Remember the 90's? Bodybuilding was so awesome back then. The personalities were larger than life and I couldn't wait to get the next issue of FLEX and IRONMAN magazines. Muscletech actually had us believing that if we used their products we'd get as big and ripped as the pros.....The bodybuilders would talk big smack about each other and actually trained together......miss uncle Joe and Ben as well 
I have to admit I also miss going down to the supplement store and buying those fake sups we all saw in he mags....such an innocent and simple time back then..... 
Miss the old contests as well....especially the grand prix contests that used to run for a few weeks at the end of the year....
MEMORIES................ ............
I miss the WBF. Back then, it was cool because you didn't have to wait a month to hopefully catch a bodybuilding show at 3 am (i.e. American Muscle on ESPN).
The 1991 show was the first to pay six figures for a professional bodybuilding contest.
For a while, the only magazines I bought were MuscleMag International and WBF Bodybuilding Lifestyles. After the WBF went kaput, I ended up reading Muscular Development (MD). I liked that one too, even when the identity crisis started in the mid 90s: Muscular Development-Fitness-Health, All-Natural Muscular Development, etc. It seems that's happening again with MD some 20 years later.
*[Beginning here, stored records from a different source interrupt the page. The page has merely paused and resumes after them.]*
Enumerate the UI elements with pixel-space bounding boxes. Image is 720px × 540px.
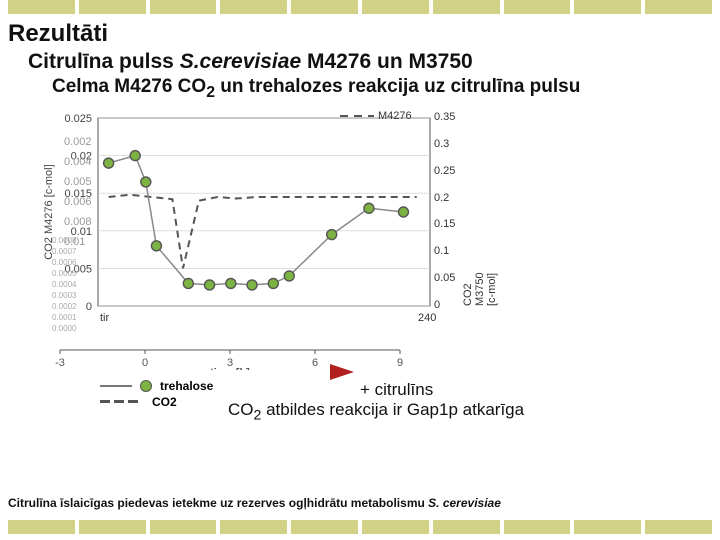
top-bar xyxy=(79,0,146,14)
x-extra: tir xyxy=(100,312,109,324)
bottom-bar xyxy=(433,520,500,534)
subtitle-part: M4276 un M3750 xyxy=(301,50,473,73)
lower-overlay-tick: 0.0004 xyxy=(52,280,76,289)
red-wedge-icon xyxy=(330,364,354,380)
top-bar xyxy=(362,0,429,14)
right-tick: 0.15 xyxy=(434,218,455,230)
trehalose-marker-icon xyxy=(140,380,152,392)
note-citruline: + citrulīns xyxy=(360,380,433,400)
right-tick: 0.35 xyxy=(434,111,455,123)
lower-overlay-tick: 0.0000 xyxy=(52,324,76,333)
bottom-bar xyxy=(291,520,358,534)
top-bar-row xyxy=(0,0,720,14)
chart-area: 00.0050.010.0150.020.025CO2 M4276 [c-mol… xyxy=(40,106,480,336)
overlay-tick: 0.006 xyxy=(64,196,92,208)
chart-title: Celma M4276 CO2 un trehalozes reakcija u… xyxy=(0,74,720,102)
svg-text:0: 0 xyxy=(86,301,92,313)
svg-text:9: 9 xyxy=(397,357,403,369)
chart-title-sub: 2 xyxy=(206,84,215,101)
page-title: Rezultāti xyxy=(0,14,720,50)
chart-title-part: Celma M4276 CO xyxy=(52,76,206,97)
page-subtitle: Citrulīna pulss S.cerevisiae M4276 un M3… xyxy=(0,50,720,74)
svg-text:6: 6 xyxy=(312,357,318,369)
dash-seg xyxy=(128,400,138,403)
subtitle-part: Citrulīna pulss xyxy=(28,50,180,73)
top-bar xyxy=(645,0,712,14)
note-part: CO xyxy=(228,400,254,419)
legend-label: CO2 xyxy=(152,395,177,409)
secondary-axis: -30369time [h] xyxy=(40,342,420,370)
bottom-bar-row xyxy=(0,520,720,534)
top-bar xyxy=(220,0,287,14)
right-tick: 0.05 xyxy=(434,272,455,284)
top-bar xyxy=(574,0,641,14)
svg-text:CO2 M4276 [c-mol]: CO2 M4276 [c-mol] xyxy=(43,164,55,259)
note-part: atbildes reakcija ir Gap1p atkarīga xyxy=(261,400,524,419)
right-tick: 0.1 xyxy=(434,245,449,257)
top-bar xyxy=(433,0,500,14)
footer-species: S. cerevisiae xyxy=(428,496,501,510)
overlay-tick: 0.005 xyxy=(64,176,92,188)
bottom-bar xyxy=(220,520,287,534)
svg-text:0.025: 0.025 xyxy=(64,113,92,125)
lower-overlay-tick: 0.0001 xyxy=(52,313,76,322)
svg-text:0: 0 xyxy=(142,357,148,369)
lower-overlay-tick: 0.0007 xyxy=(52,247,76,256)
subtitle-species: S.cerevisiae xyxy=(180,50,301,73)
lower-overlay-tick: 0.0008 xyxy=(52,236,76,245)
x-right-tick: 240 xyxy=(418,312,436,324)
bottom-bar xyxy=(8,520,75,534)
right-tick: 0 xyxy=(434,299,440,311)
lower-overlay-tick: 0.0003 xyxy=(52,291,76,300)
top-bar xyxy=(504,0,571,14)
bottom-bar xyxy=(362,520,429,534)
right-tick: 0.25 xyxy=(434,165,455,177)
dash-seg xyxy=(114,400,124,403)
overlay-tick: 0.004 xyxy=(64,156,92,168)
note-response: CO2 atbildes reakcija ir Gap1p atkarīga xyxy=(228,400,524,423)
top-bar xyxy=(8,0,75,14)
overlay-tick: 0.002 xyxy=(64,136,92,148)
bottom-bar xyxy=(79,520,146,534)
svg-text:time [h]: time [h] xyxy=(210,367,250,370)
right-tick: 0.2 xyxy=(434,192,449,204)
dash-seg xyxy=(100,400,110,403)
legend-line xyxy=(100,385,132,387)
bottom-bar xyxy=(504,520,571,534)
secondary-axis-row: -30369time [h] xyxy=(40,342,720,375)
chart-svg: 00.0050.010.0150.020.025CO2 M4276 [c-mol… xyxy=(40,106,480,336)
footer-text: Citrulīna īslaicīgas piedevas ietekme uz… xyxy=(8,496,501,510)
legend-label: trehalose xyxy=(160,379,213,393)
bottom-bar xyxy=(150,520,217,534)
dash-icon xyxy=(100,400,144,403)
dash-series-label: M4276 xyxy=(378,110,412,122)
footer-part: Citrulīna īslaicīgas piedevas ietekme uz… xyxy=(8,496,428,510)
svg-text:-3: -3 xyxy=(55,357,65,369)
right-tick: 0.3 xyxy=(434,138,449,150)
top-bar xyxy=(291,0,358,14)
overlay-tick: 0.008 xyxy=(64,216,92,228)
bottom-bar xyxy=(574,520,641,534)
lower-overlay-tick: 0.0005 xyxy=(52,269,76,278)
bottom-bar xyxy=(645,520,712,534)
lower-overlay-tick: 0.0002 xyxy=(52,302,76,311)
chart-title-part: un trehalozes reakcija uz citrulīna puls… xyxy=(215,76,580,97)
top-bar xyxy=(150,0,217,14)
right-axis-label: CO2 M3750 [c-mol] xyxy=(462,272,498,306)
lower-overlay-tick: 0.0006 xyxy=(52,258,76,267)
The magazines all had supplement companies behind them.
Flex & Muscle & Fitness - Weider Nutrition
Muscular Development - Twinlab
MuscleMag International - Muscletech
Muscle Media (2000) - EAS
IronMan - Muscle Link
WBF Bodybuilding Lifestyles - ICOPRO
As for Muscletech, speak for yourself. Maybe it had YOU believing you'd be as big and ripped as the pros (especially since most of the pros were big and ripped before MuscleTech existed. And its initial poster boy weighed 240 as a teen before he even started bodybuilding). I tried Muscletech's original three supplements (Acetabolan, Creatine 6000-ES, and Hydroxycut). Back then, they cost a fortune. But, of course, as newer supplements arrived, the old ones became cheap.
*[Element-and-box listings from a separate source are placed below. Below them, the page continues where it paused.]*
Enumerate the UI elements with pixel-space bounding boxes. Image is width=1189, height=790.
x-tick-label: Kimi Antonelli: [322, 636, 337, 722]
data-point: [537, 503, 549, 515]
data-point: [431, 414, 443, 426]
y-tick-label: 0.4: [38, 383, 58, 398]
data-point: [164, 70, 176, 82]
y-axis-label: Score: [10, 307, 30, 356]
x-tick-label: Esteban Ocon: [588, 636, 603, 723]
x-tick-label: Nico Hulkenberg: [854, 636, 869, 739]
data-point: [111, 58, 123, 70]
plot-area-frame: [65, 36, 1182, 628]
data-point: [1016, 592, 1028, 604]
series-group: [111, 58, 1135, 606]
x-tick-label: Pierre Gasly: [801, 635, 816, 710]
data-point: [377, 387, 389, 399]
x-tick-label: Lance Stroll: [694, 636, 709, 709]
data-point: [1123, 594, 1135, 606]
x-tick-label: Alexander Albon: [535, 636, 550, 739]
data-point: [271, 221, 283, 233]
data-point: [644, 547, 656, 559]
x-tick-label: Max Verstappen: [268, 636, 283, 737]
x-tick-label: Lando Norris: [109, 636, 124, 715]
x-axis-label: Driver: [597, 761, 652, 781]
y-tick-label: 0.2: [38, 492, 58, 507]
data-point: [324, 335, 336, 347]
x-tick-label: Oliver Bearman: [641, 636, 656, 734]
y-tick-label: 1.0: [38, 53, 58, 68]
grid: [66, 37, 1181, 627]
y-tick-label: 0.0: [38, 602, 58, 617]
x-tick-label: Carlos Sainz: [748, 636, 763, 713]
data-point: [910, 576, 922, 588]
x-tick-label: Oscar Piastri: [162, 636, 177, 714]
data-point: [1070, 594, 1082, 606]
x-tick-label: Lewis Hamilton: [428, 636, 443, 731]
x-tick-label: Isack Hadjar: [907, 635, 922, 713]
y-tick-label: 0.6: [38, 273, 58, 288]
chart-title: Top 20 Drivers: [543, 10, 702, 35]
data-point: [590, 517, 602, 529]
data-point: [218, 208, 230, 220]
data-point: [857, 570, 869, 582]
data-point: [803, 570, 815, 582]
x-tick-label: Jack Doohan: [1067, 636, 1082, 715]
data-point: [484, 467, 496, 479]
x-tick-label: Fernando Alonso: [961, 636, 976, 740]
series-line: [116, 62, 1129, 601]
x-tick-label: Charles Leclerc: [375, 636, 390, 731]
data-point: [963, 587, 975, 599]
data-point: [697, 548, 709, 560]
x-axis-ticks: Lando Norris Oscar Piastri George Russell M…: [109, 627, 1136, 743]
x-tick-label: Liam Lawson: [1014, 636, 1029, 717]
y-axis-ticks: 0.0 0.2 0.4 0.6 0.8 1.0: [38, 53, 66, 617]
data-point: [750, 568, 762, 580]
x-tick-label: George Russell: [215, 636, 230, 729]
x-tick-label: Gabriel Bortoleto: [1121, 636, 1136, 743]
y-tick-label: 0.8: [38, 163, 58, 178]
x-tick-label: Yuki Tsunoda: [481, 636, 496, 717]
I still have some of the tapes I got with some supplement purchases. The Mass Fuel tape came with the Twinlab Lee Haney's Mass Fuel kit I bought on clearance. It's hard to believe that tape is nearly 30 years old. Then there's "Up Close and Personal with the Mega Mass Champions". Guess how I ended up with that tape.
I got my first gym membership for Christmas in 1991 at Bally Total Fitness (back when it had the blue and white logo and was also known as the Scandinavian club). I kept that membership for 20 years, until Bally went belly up.
Even before then, my high school science project in 1990 was gaining weight. The test subject was MYSELF. I gained 21 lbs in 3 months (142 to 163). Though technically, my interest in bodybuilding officially started in 1989 with the cement weight set I got from my old middle school, the 1990s were my "golden years", of sorts.